The config file is JSON with the following structure:

```json
{
  "listen": ":443",
  "hosts": {
    "hostname": {
      "mode": "terminate|passthrough",
      "cert": "/path/to/cert.pem",
      "key": "/path/to/key.pem",
      "backend": "host:port",
      "proxy_protocol": "v1|v2"
    }
  }
}
```

| Field | Description |
|-------|-------------|
| `listen` | Address to listen on (e.g. `:443`, `0.0.0.0:8443`) |
| `hosts` | Map of hostname to route configuration |
| `mode` | `terminate` (TLS termination) or `passthrough` (forward raw TLS) |
| `cert` | Path to PEM certificate file (terminate mode only) |
| `key` | Path to PEM private key file (terminate mode only) |
| `backend` | Backend address as `host:port` |
| `proxy_protocol` | Optional. `v1` (text) or `v2` (binary) to emit a [PROXY protocol](https://www.haproxy.org/download/3.0/doc/proxy-protocol.txt) header to the backend so it sees the original client IP. Works in both modes.
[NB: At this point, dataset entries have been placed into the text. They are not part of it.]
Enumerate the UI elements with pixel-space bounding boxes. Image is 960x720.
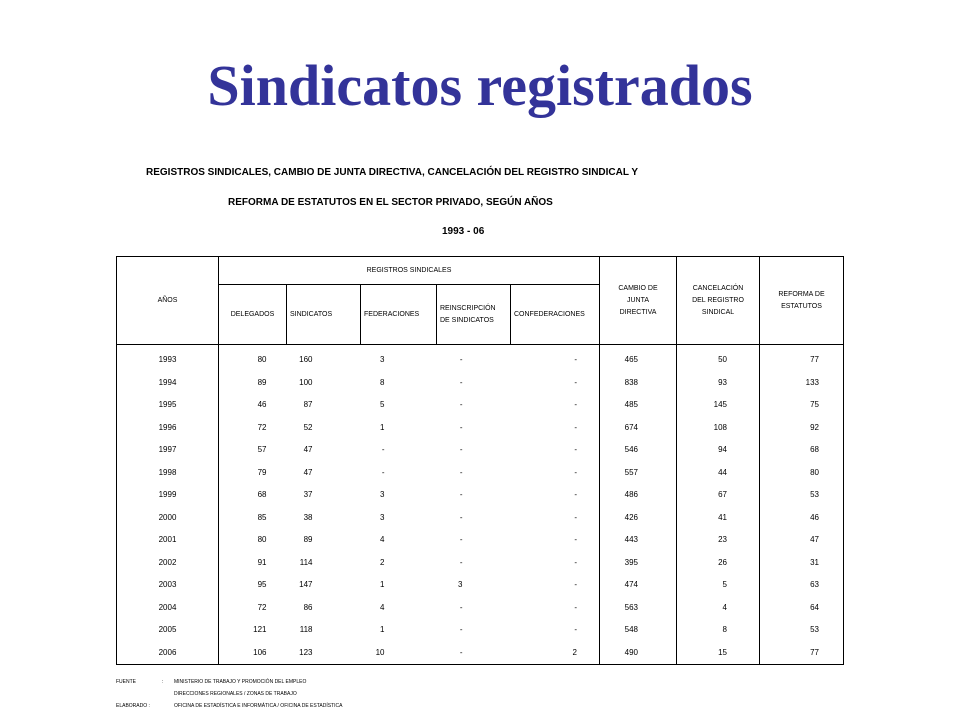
cell-delegados: 68 xyxy=(257,490,267,500)
cell-reinscripcion: - xyxy=(459,535,463,545)
cell-year: 1999 xyxy=(117,484,219,507)
cell-reinscripcion: - xyxy=(459,377,463,387)
cell-confederaciones: - xyxy=(511,417,600,440)
cell-cancelacion: 5 xyxy=(677,574,760,597)
cell-reforma: 31 xyxy=(760,552,844,575)
cell-federaciones: 4 xyxy=(380,602,385,612)
cell-delegados: 89 xyxy=(257,377,267,387)
header-cancelacion-line-2: DEL REGISTRO xyxy=(692,296,744,304)
cell-cancelacion: 8 xyxy=(677,619,760,642)
header-federaciones: FEDERACIONES xyxy=(361,285,437,345)
footer-source-label: FUENTE xyxy=(116,679,136,685)
cell-cambio-junta: 490 xyxy=(600,642,677,665)
cell-delegados: 80 xyxy=(257,535,267,545)
table-row xyxy=(117,574,844,597)
cell-cancelacion: 67 xyxy=(677,484,760,507)
cell-cambio-junta: 443 xyxy=(600,529,677,552)
cell-year: 1998 xyxy=(117,462,219,485)
footer-source-2: DIRECCIONES REGIONALES / ZONAS DE TRABAJO xyxy=(174,691,297,697)
cell-delegados: 85 xyxy=(257,512,267,522)
cell-reinscripcion: - xyxy=(459,490,463,500)
footer-prepared xyxy=(116,703,342,709)
cell-federaciones: - xyxy=(381,445,385,455)
cell-sindicatos: 86 xyxy=(303,602,313,612)
cell-cancelacion: 44 xyxy=(677,462,760,485)
header-cambio-junta-line-1: CAMBIO DE xyxy=(618,284,658,292)
cell-reinscripcion: - xyxy=(459,355,463,365)
cell-cambio-junta: 674 xyxy=(600,417,677,440)
cell-reforma: 80 xyxy=(760,462,844,485)
cell-reinscripcion: 3 xyxy=(458,580,463,590)
cell-confederaciones: - xyxy=(511,462,600,485)
cell-sindicatos: 100 xyxy=(299,377,313,387)
cell-cambio-junta: 557 xyxy=(600,462,677,485)
cell-reinscripcion: - xyxy=(459,445,463,455)
cell-federaciones: 8 xyxy=(380,377,385,387)
cell-cambio-junta: 485 xyxy=(600,394,677,417)
cell-sindicatos: 160 xyxy=(299,355,313,365)
cell-delegados: 106 xyxy=(219,642,287,665)
table-row xyxy=(117,552,844,575)
cell-sindicatos: 114 xyxy=(299,557,313,567)
cell-reinscripcion: - xyxy=(459,400,463,410)
cell-federaciones: 4 xyxy=(380,535,385,545)
header-cambio-junta-line-2: JUNTA xyxy=(626,296,650,304)
cell-year: 2000 xyxy=(117,507,219,530)
cell-sindicatos: 37 xyxy=(303,490,313,500)
cell-reforma: 53 xyxy=(760,484,844,507)
cell-confederaciones: - xyxy=(511,394,600,417)
cell-delegados: 79 xyxy=(257,467,267,477)
cell-cancelacion: 23 xyxy=(677,529,760,552)
header-years: AÑOS xyxy=(117,257,219,345)
cell-sindicatos: 38 xyxy=(303,512,313,522)
cell-sindicatos: 47 xyxy=(303,445,313,455)
table-row xyxy=(117,642,844,665)
cell-sindicatos: 118 xyxy=(299,625,313,635)
header-confederaciones: CONFEDERACIONES xyxy=(511,285,600,345)
table-subtitle-line-1: REGISTROS SINDICALES, CAMBIO DE JUNTA DIRECTIVA, CANCELACIÓN DEL REGISTRO SINDICAL Y xyxy=(146,167,639,178)
cell-reforma: 77 xyxy=(760,642,844,665)
table-row xyxy=(117,507,844,530)
cell-sindicatos: 47 xyxy=(303,467,313,477)
cell-reforma: 77 xyxy=(760,345,844,372)
table-row xyxy=(117,345,844,372)
cell-cambio-junta: 426 xyxy=(600,507,677,530)
header-reforma xyxy=(760,257,844,345)
header-cancelacion-line-1: CANCELACIÓN xyxy=(692,284,744,292)
cell-cancelacion: 145 xyxy=(677,394,760,417)
cell-confederaciones: 2 xyxy=(511,642,600,665)
table-row xyxy=(117,417,844,440)
cell-reinscripcion: - xyxy=(459,467,463,477)
cell-confederaciones: - xyxy=(511,552,600,575)
cell-delegados: 46 xyxy=(257,400,267,410)
header-reinscripcion xyxy=(437,285,511,345)
cell-sindicatos: 123 xyxy=(287,642,361,665)
cell-year: 1997 xyxy=(117,439,219,462)
cell-delegados: 95 xyxy=(257,580,267,590)
cell-cambio-junta: 548 xyxy=(600,619,677,642)
table-row xyxy=(117,372,844,395)
cell-delegados: 57 xyxy=(257,445,267,455)
cell-year: 1994 xyxy=(117,372,219,395)
cell-confederaciones: - xyxy=(511,529,600,552)
cell-year: 2006 xyxy=(117,642,219,665)
header-reinscripcion-line-1: REINSCRIPCIÓN xyxy=(440,304,496,312)
cell-year: 2003 xyxy=(117,574,219,597)
cell-reforma: 63 xyxy=(760,574,844,597)
cell-reforma: 47 xyxy=(760,529,844,552)
cell-reinscripcion: - xyxy=(437,642,511,665)
cell-federaciones: 3 xyxy=(380,355,385,365)
cell-delegados: 72 xyxy=(257,602,267,612)
header-registros-sindicales: REGISTROS SINDICALES xyxy=(219,257,600,285)
header-reforma-line-1: REFORMA DE xyxy=(778,290,825,298)
cell-year: 1993 xyxy=(117,345,219,372)
table-subtitle-line-2: REFORMA DE ESTATUTOS EN EL SECTOR PRIVADO, SEGÚN AÑOS xyxy=(228,197,553,208)
cell-delegados: 80 xyxy=(257,355,267,365)
cell-cambio-junta: 474 xyxy=(600,574,677,597)
header-delegados: DELEGADOS xyxy=(219,285,287,345)
cell-reinscripcion: - xyxy=(459,422,463,432)
page-title: Sindicatos registrados xyxy=(207,53,753,118)
cell-reforma: 64 xyxy=(760,597,844,620)
cell-reforma: 92 xyxy=(760,417,844,440)
cell-confederaciones: - xyxy=(511,574,600,597)
footer-source-text: MINISTERIO DE TRABAJO Y PROMOCIÓN DEL EMPLEO xyxy=(174,679,307,685)
cell-delegados: 72 xyxy=(257,422,267,432)
table-row xyxy=(117,462,844,485)
cell-delegados: 121 xyxy=(253,625,267,635)
cell-federaciones: 3 xyxy=(380,490,385,500)
cell-cambio-junta: 838 xyxy=(600,372,677,395)
cell-federaciones: 3 xyxy=(380,512,385,522)
header-cancelacion-line-3: SINDICAL xyxy=(701,308,735,316)
cell-year: 2002 xyxy=(117,552,219,575)
header-sindicatos: SINDICATOS xyxy=(287,285,361,345)
cell-cambio-junta: 395 xyxy=(600,552,677,575)
cell-federaciones: 2 xyxy=(380,557,385,567)
cell-reforma: 53 xyxy=(760,619,844,642)
cell-reinscripcion: - xyxy=(459,512,463,522)
cell-reforma: 46 xyxy=(760,507,844,530)
footer-prepared-label: ELABORADO : xyxy=(116,703,150,709)
cell-cancelacion: 26 xyxy=(677,552,760,575)
cell-cambio-junta: 486 xyxy=(600,484,677,507)
cell-cancelacion: 93 xyxy=(677,372,760,395)
cell-confederaciones: - xyxy=(511,345,600,372)
cell-cancelacion: 4 xyxy=(677,597,760,620)
cell-federaciones: 1 xyxy=(380,580,385,590)
table-row xyxy=(117,394,844,417)
cell-reinscripcion: - xyxy=(459,625,463,635)
cell-cancelacion: 41 xyxy=(677,507,760,530)
footer-prepared-text: OFICINA DE ESTADÍSTICA E INFORMÁTICA / OFICINA DE ESTADÍSTICA xyxy=(174,703,343,709)
cell-federaciones: 10 xyxy=(361,642,437,665)
cell-cancelacion: 94 xyxy=(677,439,760,462)
cell-cancelacion: 15 xyxy=(677,642,760,665)
cell-confederaciones: - xyxy=(511,372,600,395)
cell-reforma: 75 xyxy=(760,394,844,417)
cell-cambio-junta: 563 xyxy=(600,597,677,620)
table-row xyxy=(117,484,844,507)
cell-federaciones: 1 xyxy=(380,625,385,635)
cell-confederaciones: - xyxy=(511,439,600,462)
cell-year: 1996 xyxy=(117,417,219,440)
cell-reforma: 68 xyxy=(760,439,844,462)
cell-sindicatos: 89 xyxy=(303,535,313,545)
cell-reinscripcion: - xyxy=(459,557,463,567)
cell-sindicatos: 147 xyxy=(299,580,313,590)
cell-year: 1995 xyxy=(117,394,219,417)
cell-year: 2005 xyxy=(117,619,219,642)
cell-confederaciones: - xyxy=(511,484,600,507)
cell-confederaciones: - xyxy=(511,507,600,530)
header-cambio-junta xyxy=(600,257,677,345)
cell-cambio-junta: 465 xyxy=(600,345,677,372)
cell-federaciones: 5 xyxy=(380,400,385,410)
cell-sindicatos: 87 xyxy=(303,400,313,410)
cell-reinscripcion: - xyxy=(459,602,463,612)
cell-cancelacion: 108 xyxy=(677,417,760,440)
table-period: 1993 - 06 xyxy=(442,226,485,237)
cell-cancelacion: 50 xyxy=(677,345,760,372)
table-row xyxy=(117,439,844,462)
header-reinscripcion-line-2: DE SINDICATOS xyxy=(440,316,494,324)
table-row xyxy=(117,529,844,552)
header-reforma-line-2: ESTATUTOS xyxy=(781,302,822,310)
footer-source: FUENTE : MINISTERIO DE TRABAJO Y PROMOCIÓN DEL EMPLEO xyxy=(116,679,307,685)
cell-reforma: 133 xyxy=(760,372,844,395)
table-row xyxy=(117,597,844,620)
header-cancelacion xyxy=(677,257,760,345)
cell-sindicatos: 52 xyxy=(303,422,313,432)
header-cambio-junta-line-3: DIRECTIVA xyxy=(619,308,657,316)
cell-year: 2004 xyxy=(117,597,219,620)
cell-federaciones: 1 xyxy=(380,422,385,432)
cell-delegados: 91 xyxy=(257,557,267,567)
union-registry-table xyxy=(116,256,844,665)
cell-year: 2001 xyxy=(117,529,219,552)
cell-confederaciones: - xyxy=(511,619,600,642)
cell-confederaciones: - xyxy=(511,597,600,620)
cell-cambio-junta: 546 xyxy=(600,439,677,462)
table-row xyxy=(117,619,844,642)
cell-federaciones: - xyxy=(381,467,385,477)
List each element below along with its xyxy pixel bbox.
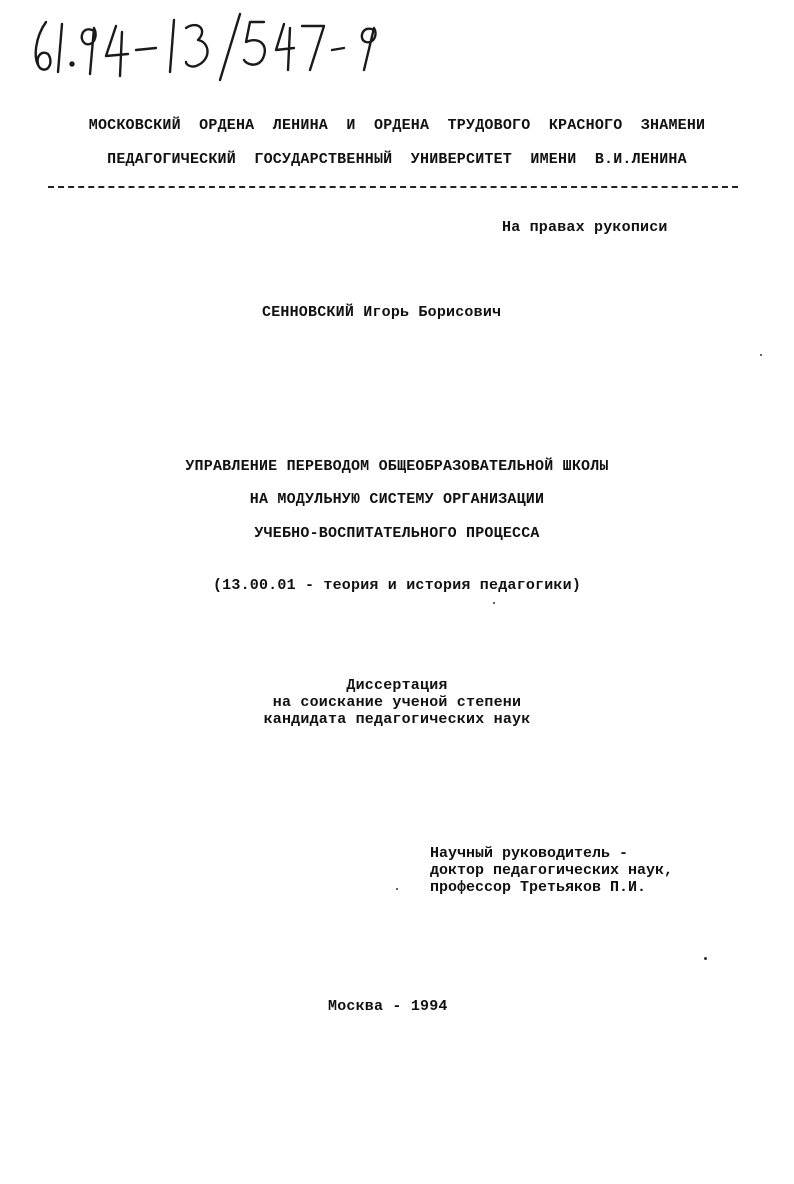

The backend must be configured to expect it, and **only** to trust PROXY headers from the tls-switch listener address — otherwise clients can spoof their source IP. Omit to disable (default). |

### Hot Reload

tls-switch watches the config file and certificate files for changes. When a change is detected:

- The new config is validated
- If valid, new connections use the updated config
- Existing connections continue with their original config until they close naturally
- If invalid, the change is rejected and the current config remains active

## Development

```bash
# Set up development environment
make dev

# Cross-compile Go binaries
make go-build

# Run format check and lint
make check

# Auto-format code
make format

# Build wheel and docs
make build
```

## Architecture

tls-switch is a single statically-linked Go binary with no runtime dependencies. It bundles:

- TCP listener and accept loop
- TLS ClientHello parsing and SNI extraction
- TLS termination via the Go `crypto/tls` standard library
- Raw passthrough using `io.Copy` for zero-copy forwarding where supported by the OS
- Optional PROXY protocol v1/v2 header emission to the backend
- Config + certificate file watching for hot reload
- Coloured terminal logging

The binary is built with `CGO_ENABLED=0` and works across macOS, Linux, and Windows on amd64 + arm64. It is distributed as platform-specific Python wheels for ease of installation via `pip` / `uvx`, but no Python is required to run it.